Un super module de 1 000 tonnes mis en place en Chine - Sfen

Un super module de 1 000 tonnes mis en place en Chine

Le sujet de la modularité va généralement de pair avec le développement des petits réacteurs modulaires (SMR), mais ce mode de construction a d’abord été pensé pour les réacteurs de puissance, en particulier l’AP1000 de Westinghouse. Une caractéristique s’est récemment illustrée en chine avec la mise en place d’un module de plus de 1 000 tonnes. Une performance qui n’est pas sans présenter des difficultés.

La modularité doit permettre de raccourcir le temps de construction d’un réacteur – et donc son coût – en maximisant le nombre d’activités réalisées en parallèle et les opérations en atelier. C’est une piste explorée et mis en avant par les concepteurs de petits réacteurs modulaires (SMR/AMR). Cependant, ce mode de construction n’est pas l’apanage de ces derniers, Westinghouse avec l’AP1000, dont la conception remonte aux années 1990, a même poussé le principe jusqu’à atteindre des super modules de plus de 1 000 tonnes. Une particularité reprise dans la version chinoise de l’AP1000, le CAP1000. En avril 2024, le chantier de la centrale nucléaire de Liangjang, dans le Guangdong, a vu la mise en place d’un super module de plus de 1 000 tonnes. Ce choix de conception présente néanmoins de multiples défis à relever comme l’ont montrées les difficultés rencontrées lors de la construction des réacteurs AP1000 en Chine et aux États-Unis.


Photo : Mi-avril, le super module CA01 a été mis en place dans le bâtiment réacteur de Liangjang 1 dans le Guangdong où deux réacteurs CAP1000 sont en construction. Le super module, composé de 47 sous parties, accueillera à terme la chaudière nucléaire du réacteur notamment la cuve et les deux générateurs de vapeur. Sa hauteur est de 24 mètres pour largeur de 29m et une hauteur de 24m – ©SNERDI via WNN


La modularité poussée à son paroxysme

L’AP1000 est un réacteur nucléaire de troisième génération de 1 100 MWe. Certifié par l’autorité de sûreté nucléaire américaine (NRC) en 2005, il consiste néanmoins en une évolution de l’AP600, certifié en 1999. Il se compose de près de 350 modules eux-mêmes formés de sous modules transportés par des moyens conventionnels. Tous les réacteurs nucléaires font appel à ce mode de construction mais l’AP1000 pousse le concept à son paroxysme. Et bien que le mode de construction ne présente que des gains en théorie, la mise en pratique est un véritable défi surtout lorsque l’on parle de modules aussi imposants que ceux de l’AP1000. En effet, la modularité du réacteur, associée à un design détaillé tardif, est considérée comme l’une des principales causes du retard des premiers chantiers du réacteur américain que ce soit en Chine ou aux États-Unis.

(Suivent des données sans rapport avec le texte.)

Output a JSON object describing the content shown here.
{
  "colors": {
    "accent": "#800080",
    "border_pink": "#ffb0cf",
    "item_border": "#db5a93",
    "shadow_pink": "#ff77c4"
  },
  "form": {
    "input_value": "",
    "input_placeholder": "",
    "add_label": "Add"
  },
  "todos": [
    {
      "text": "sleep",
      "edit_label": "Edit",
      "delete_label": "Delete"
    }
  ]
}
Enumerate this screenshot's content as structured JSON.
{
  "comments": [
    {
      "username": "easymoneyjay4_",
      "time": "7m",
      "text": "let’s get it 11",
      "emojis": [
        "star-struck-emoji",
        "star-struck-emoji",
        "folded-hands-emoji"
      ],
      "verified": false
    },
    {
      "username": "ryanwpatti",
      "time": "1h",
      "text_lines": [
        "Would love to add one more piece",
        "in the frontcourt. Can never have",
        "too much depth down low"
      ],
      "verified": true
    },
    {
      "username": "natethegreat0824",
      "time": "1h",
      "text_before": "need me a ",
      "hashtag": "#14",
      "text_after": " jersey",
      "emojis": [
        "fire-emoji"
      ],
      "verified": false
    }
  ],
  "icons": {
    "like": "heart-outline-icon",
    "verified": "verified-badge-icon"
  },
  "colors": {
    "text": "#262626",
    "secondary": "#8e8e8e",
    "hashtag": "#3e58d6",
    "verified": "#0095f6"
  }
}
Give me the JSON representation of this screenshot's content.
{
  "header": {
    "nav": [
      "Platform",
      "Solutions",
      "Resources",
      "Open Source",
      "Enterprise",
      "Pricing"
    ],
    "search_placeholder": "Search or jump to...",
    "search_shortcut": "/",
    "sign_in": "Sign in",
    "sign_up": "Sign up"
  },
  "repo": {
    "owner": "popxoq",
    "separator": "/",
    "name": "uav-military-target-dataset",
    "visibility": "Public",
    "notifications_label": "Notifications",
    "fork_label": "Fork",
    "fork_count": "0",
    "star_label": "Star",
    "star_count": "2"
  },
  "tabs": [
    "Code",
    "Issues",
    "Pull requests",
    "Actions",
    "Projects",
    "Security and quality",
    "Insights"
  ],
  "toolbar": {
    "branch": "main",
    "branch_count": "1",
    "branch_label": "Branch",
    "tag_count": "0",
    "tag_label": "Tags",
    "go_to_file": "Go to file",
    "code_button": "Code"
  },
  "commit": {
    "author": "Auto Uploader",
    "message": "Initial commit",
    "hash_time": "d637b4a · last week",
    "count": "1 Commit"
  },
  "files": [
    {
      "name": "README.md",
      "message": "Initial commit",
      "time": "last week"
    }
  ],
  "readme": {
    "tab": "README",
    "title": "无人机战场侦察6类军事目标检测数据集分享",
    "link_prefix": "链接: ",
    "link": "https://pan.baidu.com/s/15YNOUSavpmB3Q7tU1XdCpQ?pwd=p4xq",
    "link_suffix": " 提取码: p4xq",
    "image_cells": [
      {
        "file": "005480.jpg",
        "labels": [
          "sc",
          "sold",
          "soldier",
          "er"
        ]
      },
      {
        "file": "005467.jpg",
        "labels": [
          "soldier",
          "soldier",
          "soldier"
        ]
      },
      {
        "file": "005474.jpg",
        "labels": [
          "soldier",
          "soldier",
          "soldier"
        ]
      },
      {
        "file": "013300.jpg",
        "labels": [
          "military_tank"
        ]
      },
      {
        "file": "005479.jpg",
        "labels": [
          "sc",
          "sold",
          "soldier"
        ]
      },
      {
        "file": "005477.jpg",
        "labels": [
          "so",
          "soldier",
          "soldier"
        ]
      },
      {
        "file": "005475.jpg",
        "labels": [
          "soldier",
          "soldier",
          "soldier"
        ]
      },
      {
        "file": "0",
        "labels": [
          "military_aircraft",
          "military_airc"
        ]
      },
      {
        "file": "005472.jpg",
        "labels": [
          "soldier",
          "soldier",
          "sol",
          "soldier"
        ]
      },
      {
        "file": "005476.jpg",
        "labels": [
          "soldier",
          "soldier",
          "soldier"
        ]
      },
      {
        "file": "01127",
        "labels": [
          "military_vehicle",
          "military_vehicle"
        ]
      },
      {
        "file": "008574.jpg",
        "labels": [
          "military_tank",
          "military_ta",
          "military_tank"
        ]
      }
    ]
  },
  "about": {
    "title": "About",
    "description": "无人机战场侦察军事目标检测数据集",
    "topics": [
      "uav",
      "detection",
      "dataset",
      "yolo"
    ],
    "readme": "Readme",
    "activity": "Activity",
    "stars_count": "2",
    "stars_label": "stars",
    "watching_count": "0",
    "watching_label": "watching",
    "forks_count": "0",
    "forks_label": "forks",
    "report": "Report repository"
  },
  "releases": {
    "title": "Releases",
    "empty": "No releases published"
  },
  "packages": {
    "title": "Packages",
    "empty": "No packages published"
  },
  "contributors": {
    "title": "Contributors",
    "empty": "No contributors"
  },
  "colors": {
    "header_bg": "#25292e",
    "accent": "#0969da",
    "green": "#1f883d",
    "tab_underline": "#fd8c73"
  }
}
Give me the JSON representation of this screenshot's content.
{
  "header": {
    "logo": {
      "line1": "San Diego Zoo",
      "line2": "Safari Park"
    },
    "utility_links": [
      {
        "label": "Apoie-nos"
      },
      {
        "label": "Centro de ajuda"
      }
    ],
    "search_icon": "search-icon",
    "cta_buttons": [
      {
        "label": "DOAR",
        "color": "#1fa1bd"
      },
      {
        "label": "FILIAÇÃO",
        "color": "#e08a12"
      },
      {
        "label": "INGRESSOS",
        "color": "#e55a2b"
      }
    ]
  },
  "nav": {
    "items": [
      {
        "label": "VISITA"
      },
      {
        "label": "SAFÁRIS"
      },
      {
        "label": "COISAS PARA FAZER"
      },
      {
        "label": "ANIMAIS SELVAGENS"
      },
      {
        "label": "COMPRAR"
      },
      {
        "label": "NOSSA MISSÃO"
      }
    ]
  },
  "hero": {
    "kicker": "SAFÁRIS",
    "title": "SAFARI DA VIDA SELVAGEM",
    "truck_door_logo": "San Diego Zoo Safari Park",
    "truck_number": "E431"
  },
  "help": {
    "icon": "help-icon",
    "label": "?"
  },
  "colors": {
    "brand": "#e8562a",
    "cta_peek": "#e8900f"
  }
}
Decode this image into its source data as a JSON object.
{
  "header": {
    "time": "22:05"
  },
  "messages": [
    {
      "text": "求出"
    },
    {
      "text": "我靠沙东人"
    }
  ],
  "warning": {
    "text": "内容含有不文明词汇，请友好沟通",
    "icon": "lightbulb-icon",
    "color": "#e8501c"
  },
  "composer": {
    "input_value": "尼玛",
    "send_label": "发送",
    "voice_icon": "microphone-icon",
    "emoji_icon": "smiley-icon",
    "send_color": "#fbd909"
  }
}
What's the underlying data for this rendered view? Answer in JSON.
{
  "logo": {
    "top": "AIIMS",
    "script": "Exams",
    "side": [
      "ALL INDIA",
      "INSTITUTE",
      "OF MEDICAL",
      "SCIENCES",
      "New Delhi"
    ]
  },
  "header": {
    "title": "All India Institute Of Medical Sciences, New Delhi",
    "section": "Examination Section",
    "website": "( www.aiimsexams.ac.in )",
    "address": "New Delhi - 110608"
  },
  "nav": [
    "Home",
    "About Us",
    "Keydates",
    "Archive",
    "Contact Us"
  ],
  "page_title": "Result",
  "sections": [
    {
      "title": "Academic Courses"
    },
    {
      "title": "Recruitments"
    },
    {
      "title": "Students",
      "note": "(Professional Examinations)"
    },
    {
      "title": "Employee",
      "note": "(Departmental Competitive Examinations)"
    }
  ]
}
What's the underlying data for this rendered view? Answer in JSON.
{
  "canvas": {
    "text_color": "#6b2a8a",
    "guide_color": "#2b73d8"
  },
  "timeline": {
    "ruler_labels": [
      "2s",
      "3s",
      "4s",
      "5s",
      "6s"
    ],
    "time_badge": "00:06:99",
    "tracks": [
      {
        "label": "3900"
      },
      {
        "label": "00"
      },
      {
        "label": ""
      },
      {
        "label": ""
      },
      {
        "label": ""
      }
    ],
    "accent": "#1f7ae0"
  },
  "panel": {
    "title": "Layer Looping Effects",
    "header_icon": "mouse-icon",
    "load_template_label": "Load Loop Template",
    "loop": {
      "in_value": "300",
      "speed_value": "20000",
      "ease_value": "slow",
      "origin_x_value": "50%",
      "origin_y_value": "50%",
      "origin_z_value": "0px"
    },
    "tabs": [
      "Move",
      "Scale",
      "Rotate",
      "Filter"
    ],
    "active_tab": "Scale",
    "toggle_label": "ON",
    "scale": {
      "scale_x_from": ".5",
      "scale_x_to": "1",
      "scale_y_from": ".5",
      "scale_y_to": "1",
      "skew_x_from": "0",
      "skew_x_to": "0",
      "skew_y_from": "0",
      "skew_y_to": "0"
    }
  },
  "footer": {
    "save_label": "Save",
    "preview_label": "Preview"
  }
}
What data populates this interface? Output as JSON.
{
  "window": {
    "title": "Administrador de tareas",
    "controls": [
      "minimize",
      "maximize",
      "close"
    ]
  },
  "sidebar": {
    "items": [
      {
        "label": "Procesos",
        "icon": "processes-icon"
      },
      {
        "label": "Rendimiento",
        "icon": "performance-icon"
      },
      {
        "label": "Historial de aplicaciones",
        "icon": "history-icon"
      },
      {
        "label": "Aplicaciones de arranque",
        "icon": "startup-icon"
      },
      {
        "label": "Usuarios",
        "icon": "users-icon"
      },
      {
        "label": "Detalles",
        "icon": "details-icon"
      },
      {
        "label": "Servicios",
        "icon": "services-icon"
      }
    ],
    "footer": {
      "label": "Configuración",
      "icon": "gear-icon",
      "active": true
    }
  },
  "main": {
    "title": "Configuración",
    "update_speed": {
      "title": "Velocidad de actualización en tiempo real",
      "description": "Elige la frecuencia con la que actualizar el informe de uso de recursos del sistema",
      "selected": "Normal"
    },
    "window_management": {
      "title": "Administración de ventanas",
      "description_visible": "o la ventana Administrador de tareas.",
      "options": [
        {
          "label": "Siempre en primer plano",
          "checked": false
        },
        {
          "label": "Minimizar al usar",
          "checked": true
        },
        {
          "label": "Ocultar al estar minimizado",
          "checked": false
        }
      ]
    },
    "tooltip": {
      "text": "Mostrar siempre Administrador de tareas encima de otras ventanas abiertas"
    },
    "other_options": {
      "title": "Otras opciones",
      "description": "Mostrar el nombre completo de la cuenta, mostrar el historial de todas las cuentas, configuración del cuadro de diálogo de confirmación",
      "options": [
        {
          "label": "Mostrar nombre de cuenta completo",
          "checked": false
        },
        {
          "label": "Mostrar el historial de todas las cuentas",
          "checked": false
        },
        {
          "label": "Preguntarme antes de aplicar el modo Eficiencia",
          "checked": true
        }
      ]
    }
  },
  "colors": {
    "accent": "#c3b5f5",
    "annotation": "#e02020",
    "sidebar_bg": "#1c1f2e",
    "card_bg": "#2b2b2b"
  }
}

L’entreprise de construction Bechtel, dans un rapport confidentiel de 2016 sur le projet de V.C Summer[1], abandonné un an plus tard lors de la faillite de Westinghouse, écrit : « bien que ce soit une superbe idée en théorie, l’utilisation des modules a jusqu’à présent nui au projet et, par conséquent, a pesé sur le budget ». Des corrections lourdes ont dû être apportées aux modules qui avaient subi d’ importants cumuls de déviations et de distorsions lors du levage. Par ailleurs, certains modules, tels qu’initialement spécifiés, n’étaient tout simplement pas constructibles[2].

Les super modules, un problème insoluble ?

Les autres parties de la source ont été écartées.